Figure 4. Histone H4 suppresses proteasomal degradation of RIP1 and IAPs induced by cisplatin.

(a) The cells were treated with cisplatin (7.5 μM) for indicate times, and the expression of the indicated proteins was detected by Western blot. GAPDH was detected as a loading control. (b) The cells were treated with cisplatin (7.5 μM) for 2 h. The expression of the indicated proteins was detected by Western blot. GAPDH was detected as a loading control. (c–g) The cells were pretreated with zVAD (20 μM), MG132 (10 μM), chloroquine (CQ, 20 μM), NAC (1 mM) or BHA (100 μM) for 1 h. Then the cells were treated with cisplatin (7.5 μM) for another 2 h. The expression of the indicated proteins was detected by Western blot. GAPDH was detected as a loading control.

Figure 5. Suppression of cisplatin-induced DNA-PK activation contributes to RIP1 and IAPs downregulation in H4 knockdown cells.
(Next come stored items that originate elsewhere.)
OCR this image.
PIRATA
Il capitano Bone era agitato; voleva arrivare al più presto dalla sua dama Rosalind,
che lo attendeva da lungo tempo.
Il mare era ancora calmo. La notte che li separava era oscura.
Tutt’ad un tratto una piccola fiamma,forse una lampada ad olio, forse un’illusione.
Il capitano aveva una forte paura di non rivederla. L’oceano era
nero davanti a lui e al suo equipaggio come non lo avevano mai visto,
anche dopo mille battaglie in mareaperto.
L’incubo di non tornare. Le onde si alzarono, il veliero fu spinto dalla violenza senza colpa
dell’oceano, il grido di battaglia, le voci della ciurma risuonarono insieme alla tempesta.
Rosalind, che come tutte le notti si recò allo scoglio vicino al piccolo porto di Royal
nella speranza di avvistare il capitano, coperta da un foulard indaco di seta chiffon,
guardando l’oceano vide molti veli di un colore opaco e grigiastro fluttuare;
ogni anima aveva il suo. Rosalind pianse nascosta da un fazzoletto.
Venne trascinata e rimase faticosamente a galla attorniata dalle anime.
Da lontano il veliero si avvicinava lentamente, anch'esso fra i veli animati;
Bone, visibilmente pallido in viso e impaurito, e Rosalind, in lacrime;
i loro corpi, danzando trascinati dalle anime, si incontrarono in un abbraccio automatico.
(a,b) The cells were pre-treated with DNA-PK inhibitor NU7026 (10 μM) for 1 h or left untreated and treated with cisplatin (7.5 μM) treatment for another 72 h. Cell death was measured by LDH releasing assay. Columns, mean of three experiments; bars, SD. **p < 0.01. (c) The cells were treated with cisplatin (7.5 μM) for 30 min. The expression of the indicated proteins was detected by Western blot. GAPDH was detected as a loading control. (d,e) The cells were pre-treated with NU7026 (10 μM) for 1 h or left untreated followed by cisplatin (7.5 μM) treatment for another 2 h. The expression of the indicated proteins was detected by Western blot. GAPDH and Lamin B1 were detected as a loading control.

Figure 6. H4 knockdown enhances cisplatin’s antitumor activity in vivo.

(a) A549-NC, A549-KD 1# or -KD 2#) cells (1 × 10⁶) were inoculated subcutaneously into the flanks of athymic nude mice. When the xenograft tumors were palpable, the mice were randomly divided into two groups receiving injection of cisplatin (i.p.) or PBS. The growth curve with the mean of tumor volume was shown. (b) Excised tumors. (c) Tumor weight. Columns, mean, bars, SD. (d) Expression of RIP1, cIAP1, and XIAP in tumor tissues was detected by Western blot. GAPDH was detected as a loading control. (e) Detection of apoptosis by TUNEL assay. Representative images were shown. (f) Apoptotic cells (TUNEL-positive cells) were counted in five fields (40×) from each group and the average of apoptotic cell numbers per field were shown as mean ± SD. *p < 0.05; **p < 0.01.